2º — A não execução completa do orçamento


Não bastasse o orçamento ser insuficiente, o governo deixou de executar boa parte do que foi aprovado. Apesar da execução de mais de 90% do orçamento aprovado em 2019, os anos de 2020 e 2021 foram marcados pela não execução de todo o orçamento previsto, sendo executados cerca de 60% do aprovado para 2020 e 63% em 2021 (INESC, 2022).

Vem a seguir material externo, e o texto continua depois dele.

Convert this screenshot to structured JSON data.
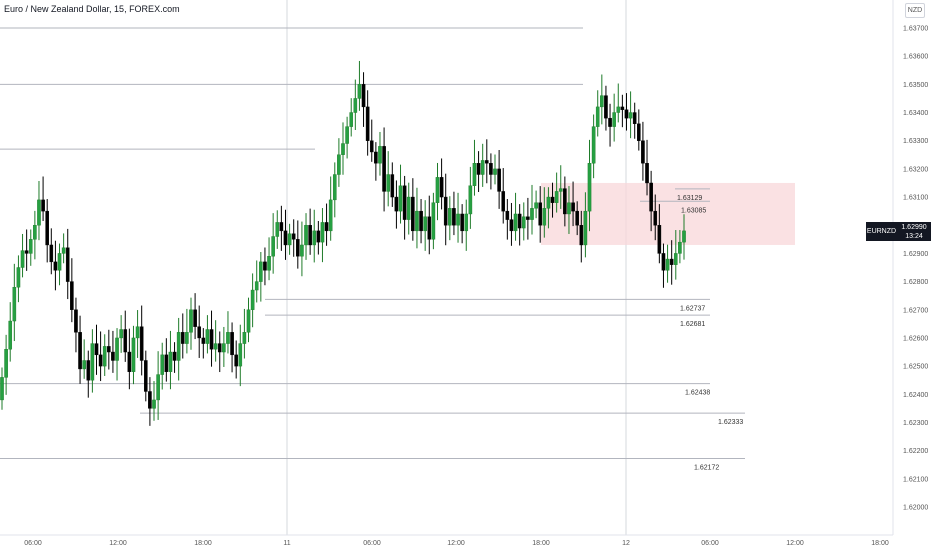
{
  "title": "Euro / New Zealand Dollar, 15, FOREX.com",
  "currency": "NZD",
  "symbol_tag": "EURNZD",
  "last_price": "1.62990",
  "countdown": "13:24",
  "colors": {
    "up": "#1e7b29",
    "up_fill": "#26a042",
    "down": "#000000",
    "zone": "#f8d7da",
    "level": "#b2b5be"
  },
  "chart_data": {
    "type": "candlestick",
    "y_range": [
      1.6195,
      1.6375
    ],
    "y_ticks": [
      "1.63700",
      "1.63600",
      "1.63500",
      "1.63400",
      "1.63300",
      "1.63200",
      "1.63100",
      "1.63000",
      "1.62900",
      "1.62800",
      "1.62700",
      "1.62600",
      "1.62500",
      "1.62400",
      "1.62300",
      "1.62200",
      "1.62100",
      "1.62000"
    ],
    "x_ticks": [
      "06:00",
      "12:00",
      "18:00",
      "11",
      "06:00",
      "12:00",
      "18:00",
      "12",
      "06:00",
      "12:00",
      "18:00"
    ],
    "levels": [
      {
        "price": 1.637,
        "label": ""
      },
      {
        "price": 1.635,
        "label": ""
      },
      {
        "price": 1.6327,
        "label": ""
      },
      {
        "price": 1.63129,
        "label": "1.63129"
      },
      {
        "price": 1.63085,
        "label": "1.63085"
      },
      {
        "price": 1.62737,
        "label": "1.62737"
      },
      {
        "price": 1.62681,
        "label": "1.62681"
      },
      {
        "price": 1.62438,
        "label": "1.62438"
      },
      {
        "price": 1.62333,
        "label": "1.62333"
      },
      {
        "price": 1.62172,
        "label": "1.62172"
      }
    ],
    "zone": {
      "from": 1.6293,
      "to": 1.6315,
      "start": "18:00",
      "end": "12 06:00+"
    },
    "closes": [
      1.6246,
      1.6256,
      1.6266,
      1.6278,
      1.6285,
      1.6291,
      1.629,
      1.6295,
      1.63,
      1.6309,
      1.6305,
      1.6293,
      1.6287,
      1.6284,
      1.629,
      1.6292,
      1.628,
      1.627,
      1.6262,
      1.6249,
      1.6252,
      1.6245,
      1.6258,
      1.6254,
      1.625,
      1.6257,
      1.6255,
      1.6252,
      1.626,
      1.6263,
      1.6255,
      1.6248,
      1.626,
      1.6264,
      1.6252,
      1.6241,
      1.6235,
      1.6238,
      1.6247,
      1.6254,
      1.6248,
      1.6255,
      1.6252,
      1.6262,
      1.6258,
      1.6262,
      1.627,
      1.6264,
      1.626,
      1.6258,
      1.6263,
      1.6256,
      1.6258,
      1.6255,
      1.6258,
      1.6262,
      1.6254,
      1.625,
      1.6258,
      1.6262,
      1.627,
      1.6277,
      1.628,
      1.6287,
      1.6284,
      1.6289,
      1.6296,
      1.6301,
      1.6298,
      1.6293,
      1.6297,
      1.6295,
      1.6289,
      1.6293,
      1.63,
      1.6293,
      1.6298,
      1.6294,
      1.6301,
      1.6298,
      1.6309,
      1.6318,
      1.6325,
      1.6329,
      1.6335,
      1.634,
      1.6345,
      1.635,
      1.6342,
      1.633,
      1.6326,
      1.6322,
      1.6328,
      1.6312,
      1.6318,
      1.631,
      1.6305,
      1.6314,
      1.6302,
      1.631,
      1.6298,
      1.6305,
      1.6298,
      1.6303,
      1.6295,
      1.6308,
      1.6317,
      1.631,
      1.63,
      1.6306,
      1.63,
      1.6304,
      1.6298,
      1.6304,
      1.6314,
      1.6322,
      1.6318,
      1.6323,
      1.6322,
      1.6318,
      1.632,
      1.6312,
      1.6305,
      1.6302,
      1.6298,
      1.6304,
      1.6299,
      1.6303,
      1.6302,
      1.6306,
      1.6308,
      1.63,
      1.6306,
      1.631,
      1.6308,
      1.6312,
      1.6313,
      1.6304,
      1.6308,
      1.6305,
      1.63,
      1.6293,
      1.6305,
      1.6322,
      1.6335,
      1.6342,
      1.6346,
      1.6338,
      1.6335,
      1.634,
      1.6342,
      1.6341,
      1.6338,
      1.634,
      1.6336,
      1.633,
      1.6322,
      1.6315,
      1.6305,
      1.63,
      1.629,
      1.6284,
      1.6288,
      1.6286,
      1.629,
      1.6294,
      1.6298
    ]
  }
}
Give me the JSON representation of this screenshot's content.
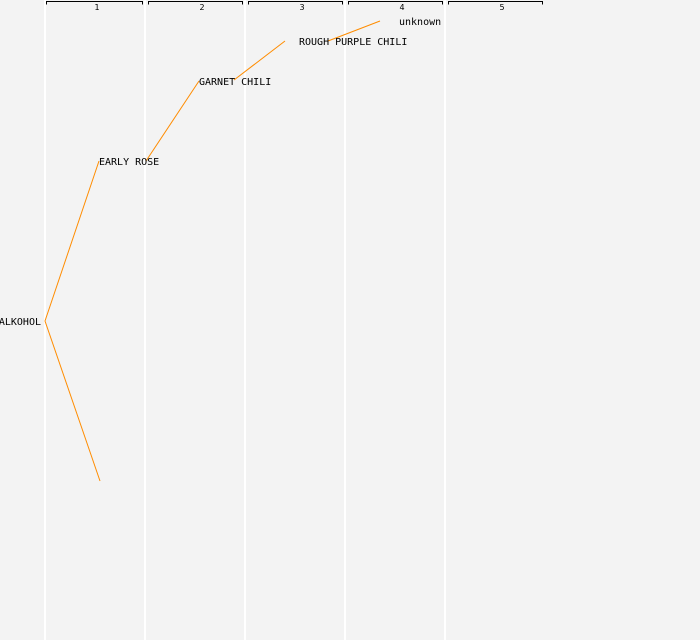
{
  "columns": [
    "1",
    "2",
    "3",
    "4",
    "5"
  ],
  "nodes": {
    "root": "ALKOHOL",
    "n1": "EARLY ROSE",
    "n2": "GARNET CHILI",
    "n3": "ROUGH PURPLE CHILI",
    "n4": "unknown"
  },
  "colors": {
    "edge": "#ff8c00",
    "background": "#f3f3f3"
  }
}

3º — Parte do valor foi aplicado para benefício de não-indígenas


Parte de um orçamento já insuficiente - em que quase 40% deixou de ser executado - foi destinado à indenização de pessoas que ocuparam terras indígenas e construíram estruturas no local. Segundo o relatório, cerca de 45% dos recursos destinados à demarcação de territórios foram destinados à este fim.


O MARCO TEMPORAL


O governo e sua base de apoio no congresso se posicionaram a favor da tese sobre o Marco Temporal, tese jurídica que propõe o reconhecimento, enquanto território indígena, apenas de terras que estavam ocupadas por eles na data de promulgação da Constituição Federal, em 5 de outubro de 1988, tese esta que fragiliza ainda mais a garantia plena de acesso aos seus direitos, dentre eles o direito ao território e à cultura. Cabe lembrar que a tese do Marco Temporal está em julgamento no STF desde 2021.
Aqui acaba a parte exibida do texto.